What Is a Fractured Scapula and How Is It Treated?

A fractured scapula involves a break in the triangular bone located on the upper back that connects the upper arm to the torso. Protected by muscle and the rib cage, it is an uncommon injury, accounting for less than one percent of all broken bones. Fractures result from high-impact force and are often associated with other serious injuries, frequently involving the chest, head, or spine.

Mechanism of Injury and Common Symptoms

The high degree of force needed to fracture the scapula means the mechanism of injury is severe blunt trauma. Major causes include high-speed motor vehicle collisions and falls from significant heights. Direct blows to the back or side of the shoulder, such as during contact sports, can also generate enough energy to cause a fracture. Because of the extreme force involved, a scapula fracture is associated with other injuries in 80 to 95 percent of cases, including fractured ribs, punctured lungs, and collarbone breaks.

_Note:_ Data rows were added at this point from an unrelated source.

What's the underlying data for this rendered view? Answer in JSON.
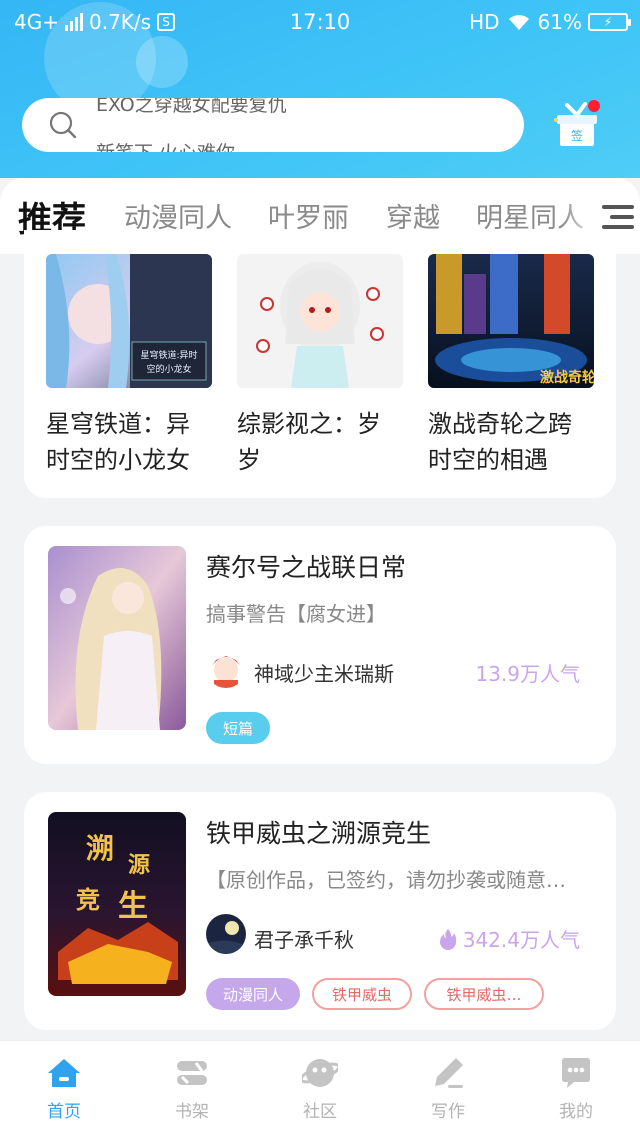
{
  "status_bar": {
    "network": "4G+",
    "speed": "0.7K/s",
    "s_badge": "S",
    "time": "17:10",
    "hd": "HD",
    "battery": "61%"
  },
  "search": {
    "line1": "EXO之穿越女配要复仇",
    "line2": "新笔下 火心难你"
  },
  "tabs": [
    "推荐",
    "动漫同人",
    "叶罗丽",
    "穿越",
    "明星同人"
  ],
  "top_books": [
    {
      "title": "星穹铁道：异时空的小龙女",
      "cover_text": "星穹铁道:异时空的小龙女"
    },
    {
      "title": "综影视之：岁岁"
    },
    {
      "title": "激战奇轮之跨时空的相遇",
      "cover_text": "激战奇轮"
    }
  ],
  "books": [
    {
      "title": "赛尔号之战联日常",
      "desc": "搞事警告【腐女进】",
      "author": "神域少主米瑞斯",
      "popularity": "13.9万人气",
      "tags": [
        "短篇"
      ]
    },
    {
      "title": "铁甲威虫之溯源竞生",
      "desc": "【原创作品，已签约，请勿抄袭或随意…",
      "author": "君子承千秋",
      "popularity": "342.4万人气",
      "cover_text": "溯源竞生",
      "tags": [
        "动漫同人",
        "铁甲威虫",
        "铁甲威虫…"
      ]
    }
  ],
  "bottom_nav": [
    "首页",
    "书架",
    "社区",
    "写作",
    "我的"
  ],
  "colors": {
    "header": "#3fc4f7",
    "accent_purple": "#9b7cf4",
    "nav_active": "#2fa3f0",
    "popularity": "#c9a6ec"
  },
  "icons": {
    "search": "search-icon",
    "gift": "gift-sign-in-icon",
    "menu": "menu-icon",
    "flame": "flame-icon",
    "home": "home-icon",
    "bookshelf": "bookshelf-icon",
    "community": "community-icon",
    "write": "pen-icon",
    "mine": "chat-bubble-icon"
  }
}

Symptoms immediately following the trauma are intense, beginning with severe, localized pain over the shoulder blade. This pain is worsened by any attempt to move the arm. Swelling and bruising rapidly develop around the shoulder blade. The pain can be so severe that the patient has extreme difficulty moving the arm, sometimes described as pseudo-paralysis.

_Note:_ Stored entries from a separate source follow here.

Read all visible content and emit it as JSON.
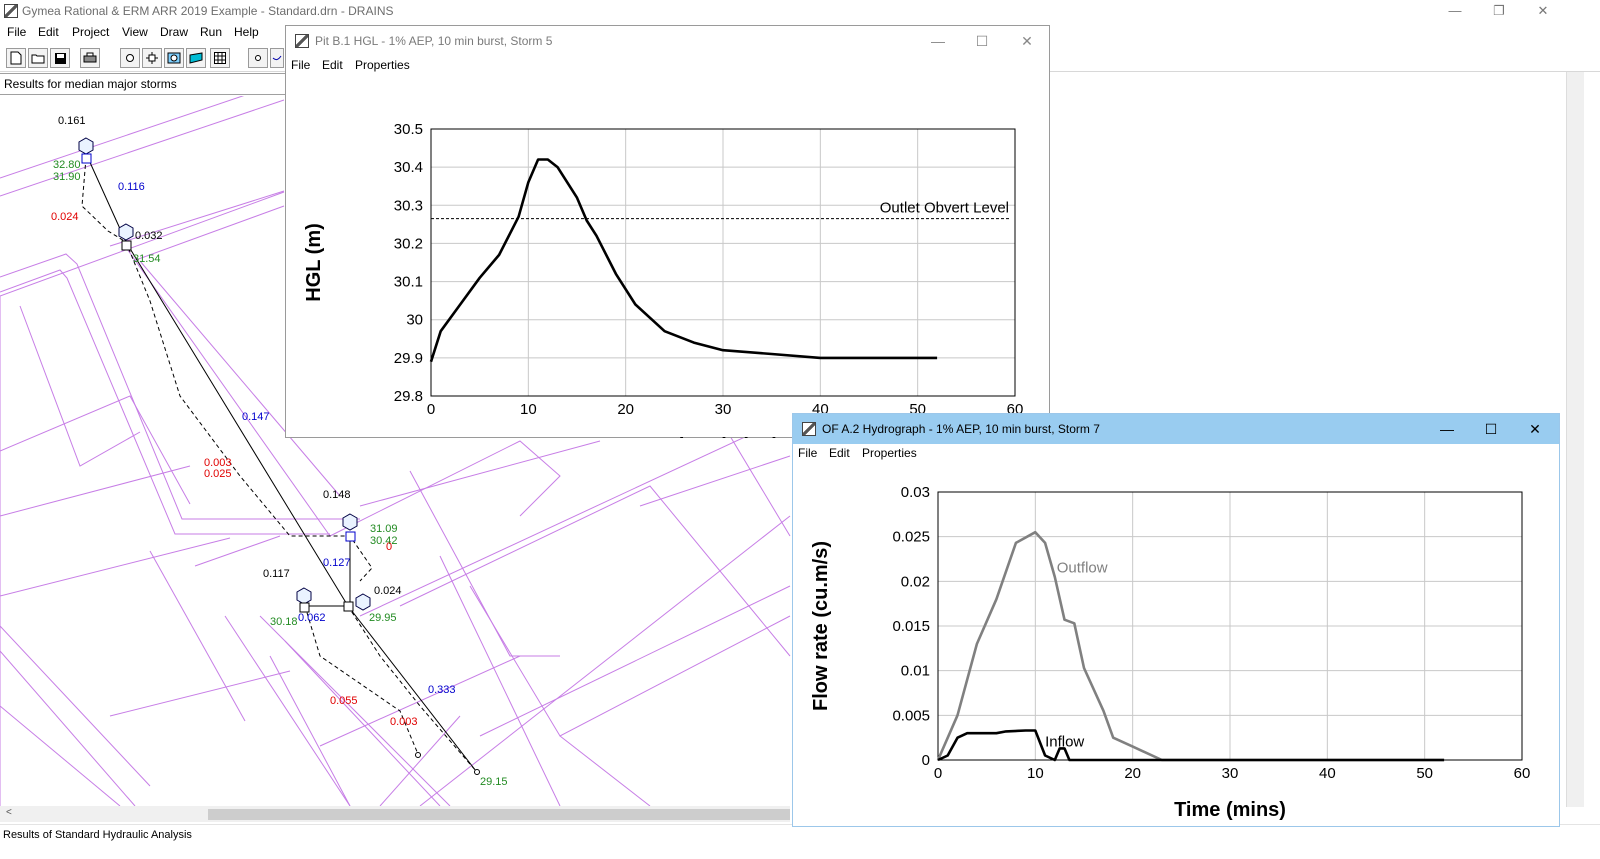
{
  "app": {
    "title": "Gymea Rational & ERM ARR 2019 Example - Standard.drn - DRAINS",
    "minimize_glyph": "—",
    "restore_glyph": "❐",
    "close_glyph": "✕"
  },
  "menu": [
    "File",
    "Edit",
    "Project",
    "View",
    "Draw",
    "Run",
    "Help"
  ],
  "toolbar_icons": [
    "new-file-icon",
    "open-folder-icon",
    "save-icon",
    "print-icon",
    "node-icon",
    "pit-icon",
    "storage-icon",
    "channel-icon",
    "grid-icon",
    "node-small-icon",
    "link-icon"
  ],
  "results_header": "Results for median major storms",
  "status": "Results of Standard Hydraulic Analysis",
  "network_labels": {
    "black": [
      "0.161",
      "0.032",
      "0.148",
      "0.117",
      "0.024"
    ],
    "blue": [
      "0.116",
      "0.147",
      "0.127",
      "0.062",
      "0.333"
    ],
    "green": [
      "32.80",
      "31.90",
      "31.54",
      "31.09",
      "30.42",
      "30.18",
      "29.95",
      "29.15"
    ],
    "red": [
      "0.024",
      "0.003",
      "0.025",
      "0",
      "0.055",
      "0.003"
    ]
  },
  "hgl_window": {
    "title": "Pit B.1 HGL  - 1% AEP, 10 min burst, Storm 5",
    "menu": [
      "File",
      "Edit",
      "Properties"
    ]
  },
  "hyd_window": {
    "title": "OF A.2 Hydrograph - 1% AEP, 10 min burst, Storm 7",
    "menu": [
      "File",
      "Edit",
      "Properties"
    ]
  },
  "chart_data": [
    {
      "type": "line",
      "xlabel": "Time (mins)",
      "ylabel": "HGL (m)",
      "xlim": [
        0,
        60
      ],
      "ylim": [
        29.8,
        30.5
      ],
      "x_ticks": [
        "0",
        "10",
        "20",
        "30",
        "40",
        "50",
        "60"
      ],
      "y_ticks": [
        "29.8",
        "29.9",
        "30",
        "30.1",
        "30.2",
        "30.3",
        "30.4",
        "30.5"
      ],
      "grid": true,
      "series": [
        {
          "x": [
            0,
            1,
            3,
            5,
            7,
            9,
            10,
            11,
            12,
            13,
            15,
            16,
            17,
            19,
            21,
            24,
            27,
            30,
            35,
            40,
            45,
            52
          ],
          "y": [
            29.89,
            29.97,
            30.04,
            30.11,
            30.17,
            30.27,
            30.36,
            30.42,
            30.42,
            30.4,
            30.32,
            30.26,
            30.22,
            30.12,
            30.04,
            29.97,
            29.94,
            29.92,
            29.91,
            29.9,
            29.9,
            29.9
          ]
        }
      ],
      "reference_line": {
        "y": 30.265,
        "label": "Outlet Obvert Level"
      }
    },
    {
      "type": "line",
      "xlabel": "Time (mins)",
      "ylabel": "Flow rate (cu.m/s)",
      "xlim": [
        0,
        60
      ],
      "ylim": [
        0,
        0.03
      ],
      "x_ticks": [
        "0",
        "10",
        "20",
        "30",
        "40",
        "50",
        "60"
      ],
      "y_ticks": [
        "0",
        "0.005",
        "0.01",
        "0.015",
        "0.02",
        "0.025",
        "0.03"
      ],
      "grid": true,
      "series": [
        {
          "name": "Outflow",
          "color": "#808080",
          "x": [
            0,
            2,
            4,
            6,
            8,
            10,
            11,
            12,
            13,
            14,
            15,
            17,
            18,
            20,
            23,
            24,
            52
          ],
          "y": [
            0,
            0.005,
            0.013,
            0.018,
            0.0243,
            0.0255,
            0.0243,
            0.0205,
            0.0157,
            0.0153,
            0.0103,
            0.0055,
            0.0025,
            0.0015,
            0.0,
            0.0,
            0.0
          ]
        },
        {
          "name": "Inflow",
          "color": "#000000",
          "x": [
            0,
            1,
            2,
            3,
            6,
            7,
            9,
            10,
            11,
            12,
            12.5,
            13,
            13.5,
            14,
            52
          ],
          "y": [
            0,
            0.0005,
            0.0025,
            0.003,
            0.003,
            0.0032,
            0.0033,
            0.0033,
            0.0005,
            0,
            0.0013,
            0.0013,
            0.0,
            0,
            0
          ]
        }
      ]
    }
  ]
}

Anatomical Classification of Fractures

Scapula fractures are classified based on the location of the break, which helps determine the appropriate treatment approach. The most common are fractures of the scapular body, the large, flat, triangular portion of the bone, occurring in 50 to 60 percent of cases.

Fractures of the scapular neck involve the constricted area connecting the main body to the shoulder joint socket, representing about 25 percent of all scapula fractures. Breaks affecting the glenoid—the shallow socket that forms the shoulder joint—are referred to as intra-articular fractures. Glenoid fractures can be further categorized using systems like the Ideberg classification, which details the pattern of the break within the joint surface.

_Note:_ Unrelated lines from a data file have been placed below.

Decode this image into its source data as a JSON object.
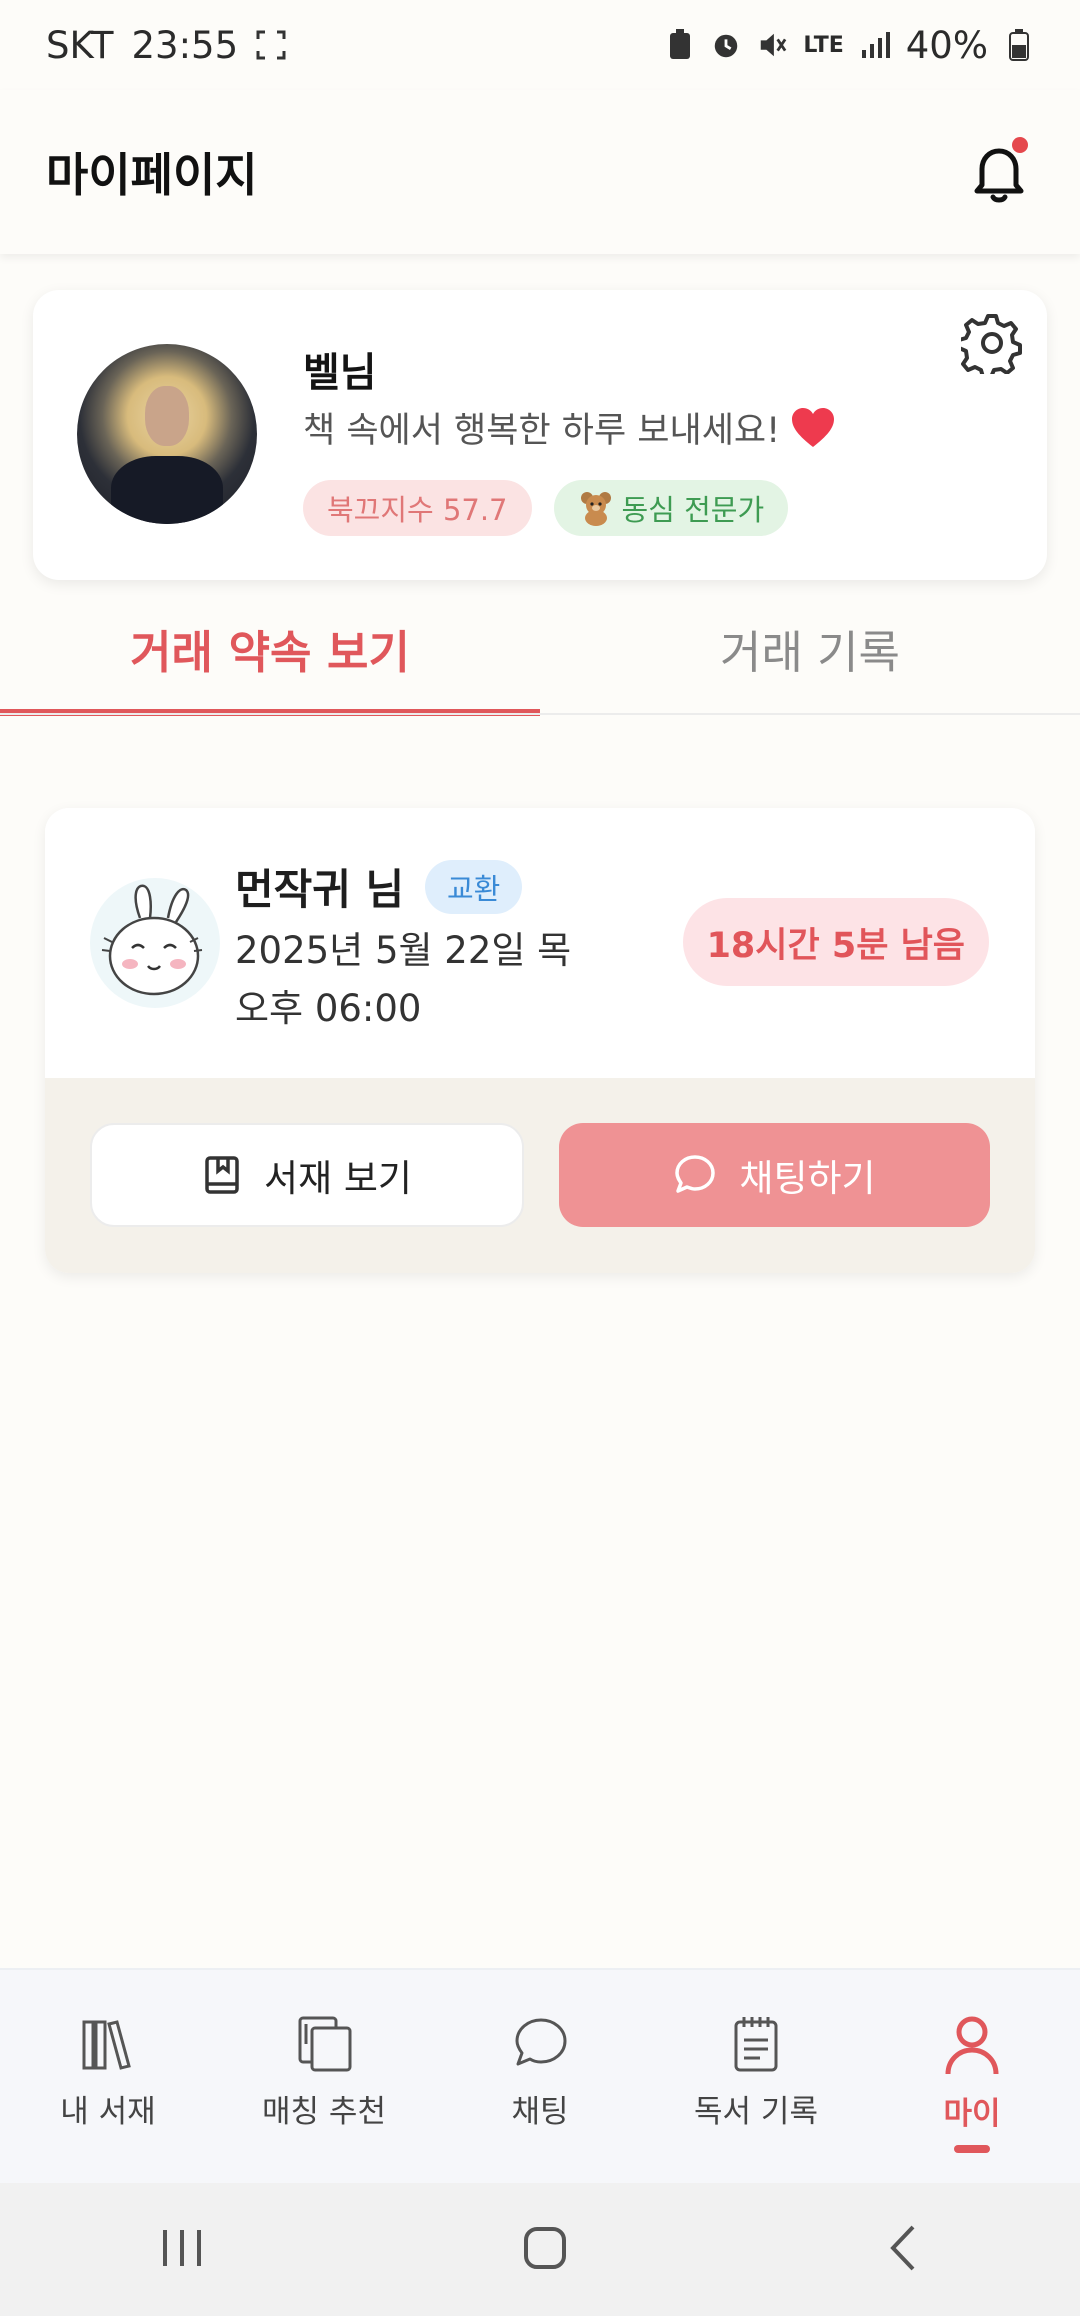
{
  "status_bar": {
    "carrier": "SKT",
    "time": "23:55",
    "network": "LTE",
    "battery": "40%"
  },
  "header": {
    "title": "마이페이지"
  },
  "profile": {
    "name": "벨님",
    "bio": "책 속에서 행복한 하루 보내세요!",
    "badges": {
      "index": "북끄지수 57.7",
      "expert": "동심 전문가"
    }
  },
  "tabs": [
    {
      "label": "거래 약속 보기",
      "active": true
    },
    {
      "label": "거래 기록",
      "active": false
    }
  ],
  "trade": {
    "partner_name": "먼작귀 님",
    "type_badge": "교환",
    "date": "2025년 5월 22일 목",
    "time": "오후 06:00",
    "time_left": "18시간 5분 남음",
    "shelf_button": "서재 보기",
    "chat_button": "채팅하기"
  },
  "bottom_nav": [
    {
      "label": "내 서재",
      "icon": "books-icon"
    },
    {
      "label": "매칭 추천",
      "icon": "book-match-icon"
    },
    {
      "label": "채팅",
      "icon": "chat-bubble-icon"
    },
    {
      "label": "독서 기록",
      "icon": "notepad-icon"
    },
    {
      "label": "마이",
      "icon": "person-icon",
      "active": true
    }
  ],
  "colors": {
    "accent": "#e0575b",
    "chat_button": "#ef9294",
    "background": "#fdfcf9"
  }
}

Diagnosis and Non-Surgical Management

Diagnosis begins with a physical examination to assess the shoulder’s position and check for associated injuries. Initial imaging involves standard X-rays, often taken from multiple angles. Because of the complex, overlapping structures of the chest and shoulder, a Computed Tomography (CT) scan is frequently used to accurately characterize the fracture pattern and assess displacement.

The stability of the fracture is the primary factor dictating treatment. Most scapular body and minimally displaced fractures are managed non-surgically. The standard protocol involves short-term immobilization using a sling or swathe for comfort and support. Pain is managed with medications, and patients are encouraged to begin early functional rehabilitation with finger and hand motion to prevent stiffness. Early range-of-motion exercises for the shoulder are also introduced as soon as pain allows to avoid the development of a frozen shoulder.

Surgical Intervention and Recovery Outlook

Surgical intervention is reserved for a minority of scapula fractures, estimated to be 10 percent of cases. Surgery becomes necessary when the fracture is severely displaced or compromises the function of the shoulder joint. This includes displaced intra-articular fractures that affect the smooth congruity of the glenoid joint surface. Unstable fractures of the scapular neck or those involving significant angulation are also candidates for surgical fixation.

The goal of surgery, Open Reduction and Internal Fixation (ORIF), is to precisely realign and stabilize the bone fragments using plates and screws. This procedure restores the anatomical alignment of the joint, which is important for fractures involving the glenoid. Following surgery, the patient is immobilized in a sling for six weeks to allow healing. A structured physical therapy program is then initiated to restore strength and full range of motion. Full recovery often takes several months, with patients regaining muscle strength and mobility within three to six months.